The first pipeline is the train part. The program, dockerfile and pipeline spec file is under /train
dir. The program is checking if there's a saved model from previous runs. If so, it loads that saved model. If not, it trains a model with MovieLens 100K dataset. In both case, this pipeline is executed because there's new training data comming in. It trains the model comming in data with the model and save the updated model to output Repo: train
. Steps to deploy the pipeline from scratch:
cd train
# Replace yifangma93 to your docker account
docker build . -t yifangma93/movie-recommend-train
docker push yifangma93/movie-recommend-train
# Also replace yifangma93 in pipeline.json to your docker account
pachctl create pipeline -f pipeline.json
You can also used my pre built docker image, that's only run pachctl create pipeline -f pipeline.json
.
Predict pipeline files are under /predict
dir. The pipeline is executed if there's new model saved or new data to predict come in streaming
Repo and the program will do predict with the latest saved model and output prediction result (rating). Result will be collected by Pachyderm and put in predict
Repo. Steps to deploy the pipeline from scratch:
cd predict
# Replace yifangma93 to your docker account
docker build . -t yifangma93/movie-recommend-predict
docker push yifangma93/movie-recommend-predict
# Also replace yifangma93 in pipeline.json to your docker account
pachctl create pipeline -f pipeline.json
You can also used my pre built docker image, that's only run pachctl create pipeline -f pipeline.json
.
Run pachctl list jobs
to see job status. If it fails, copy the job_ID and:
pachctl logs --job=<job_ID>
pachctl logs --pipeline=<pipeline_name>
Traceback in the python code will be displayed. Fix them and rebuild docker image, push docker image and update Pachyderm pipeline:
pachctl update pipeline -f pipeline.json
Pachyderm workflow will improve the model with new training data and will make prediction when new data to predict submitted. To protect it against invalid output and also provide an abstract interface that other service can interact with it, I build a REST API to interact with this Pachyderm workflow.
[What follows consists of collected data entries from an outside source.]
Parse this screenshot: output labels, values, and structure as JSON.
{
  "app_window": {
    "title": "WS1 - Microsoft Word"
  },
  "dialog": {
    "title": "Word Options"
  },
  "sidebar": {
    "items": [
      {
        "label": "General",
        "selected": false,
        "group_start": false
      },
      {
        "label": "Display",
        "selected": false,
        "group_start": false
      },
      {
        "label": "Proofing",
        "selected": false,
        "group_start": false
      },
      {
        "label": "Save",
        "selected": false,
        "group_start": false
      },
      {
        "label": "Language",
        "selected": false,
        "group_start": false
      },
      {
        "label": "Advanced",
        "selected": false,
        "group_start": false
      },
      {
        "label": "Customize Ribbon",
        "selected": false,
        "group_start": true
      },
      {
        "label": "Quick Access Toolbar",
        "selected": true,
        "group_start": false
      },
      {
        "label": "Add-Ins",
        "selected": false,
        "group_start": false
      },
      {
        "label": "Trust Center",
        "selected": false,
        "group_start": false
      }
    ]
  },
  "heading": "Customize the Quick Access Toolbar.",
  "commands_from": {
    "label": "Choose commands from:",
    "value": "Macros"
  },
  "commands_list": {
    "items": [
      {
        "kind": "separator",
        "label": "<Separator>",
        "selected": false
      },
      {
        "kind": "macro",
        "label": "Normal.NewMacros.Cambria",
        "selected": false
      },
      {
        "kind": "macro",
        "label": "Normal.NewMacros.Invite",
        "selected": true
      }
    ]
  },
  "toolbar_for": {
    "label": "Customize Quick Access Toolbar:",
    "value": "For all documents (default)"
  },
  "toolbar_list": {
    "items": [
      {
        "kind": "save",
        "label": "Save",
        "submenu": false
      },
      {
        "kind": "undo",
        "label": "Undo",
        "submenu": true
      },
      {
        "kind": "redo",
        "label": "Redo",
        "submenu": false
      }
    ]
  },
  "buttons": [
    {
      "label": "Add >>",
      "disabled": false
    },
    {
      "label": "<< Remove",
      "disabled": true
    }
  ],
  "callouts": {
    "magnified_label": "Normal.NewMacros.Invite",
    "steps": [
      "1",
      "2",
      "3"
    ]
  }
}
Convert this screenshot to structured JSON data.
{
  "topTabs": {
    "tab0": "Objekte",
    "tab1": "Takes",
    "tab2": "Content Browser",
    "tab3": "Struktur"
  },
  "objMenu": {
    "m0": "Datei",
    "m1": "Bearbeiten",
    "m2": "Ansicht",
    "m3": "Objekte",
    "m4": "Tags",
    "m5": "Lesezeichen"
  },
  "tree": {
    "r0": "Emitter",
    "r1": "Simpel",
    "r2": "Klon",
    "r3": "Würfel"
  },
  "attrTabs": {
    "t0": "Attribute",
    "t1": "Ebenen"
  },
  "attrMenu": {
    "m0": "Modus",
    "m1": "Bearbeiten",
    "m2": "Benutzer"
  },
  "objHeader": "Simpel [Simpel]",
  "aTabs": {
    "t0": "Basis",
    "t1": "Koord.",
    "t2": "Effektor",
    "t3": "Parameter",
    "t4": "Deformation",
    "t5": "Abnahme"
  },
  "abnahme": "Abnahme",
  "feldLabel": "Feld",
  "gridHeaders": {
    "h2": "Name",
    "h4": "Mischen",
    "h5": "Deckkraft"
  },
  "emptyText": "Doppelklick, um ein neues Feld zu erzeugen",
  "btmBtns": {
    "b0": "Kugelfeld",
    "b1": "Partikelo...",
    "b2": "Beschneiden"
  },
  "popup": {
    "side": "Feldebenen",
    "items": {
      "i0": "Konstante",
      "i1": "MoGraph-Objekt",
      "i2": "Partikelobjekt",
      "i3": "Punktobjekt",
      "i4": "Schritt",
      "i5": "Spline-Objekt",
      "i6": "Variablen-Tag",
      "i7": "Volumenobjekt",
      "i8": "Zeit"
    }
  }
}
API is a Flask app, in /api
directory. To run it:
pipenv sync
pipenv run flask run
A sample session with it:
- Add some new training data, in the format "user_id movie_id rating timestamp":
curl -i -X POST \
-H "Content-Type:application/json" \
-d \
'{
"data": ["244 346 2 880606923",
"244 355 3 880606924"]
}' \
'http://localhost:5000/train'
# ->
# {
# "filename": "train-2019-05-09T16:33:25.613314.txt"
# }
- Sumbit some data to predict, in the format "user_id movie_id":
curl -i -X POST \
-H "Content-Type:application/json" \
-d \
'{
"data": ["233 346", "125 378"]
}' \
'http://localhost:5000/predict'
# ->
# {
# "filename": "predict-2019-05-09T16:35:04.313814.txt"
# }
- Fetch prediction result:
curl -i -X POST \
-H "Content-Type:application/json" \
-d \
'{
"filename": "predict-2019-05-09T16:35:04.313814.txt"
}' \
'http://localhost:5000/result'
# -> {
# "data": "233 346 4.3221557752788815\n125 378 3.857757926778991\n",
# "ready": true
# }
- If you do the same prediction without further training you'll get the same result (
POST /predict
thenPOST /result
) - If you submit some new data to
/train
thenPOST /predict
,POST /result
will give you different prediction. Our model updates! - Run
pachctl list jobs
to see a history of train and predict pipeline.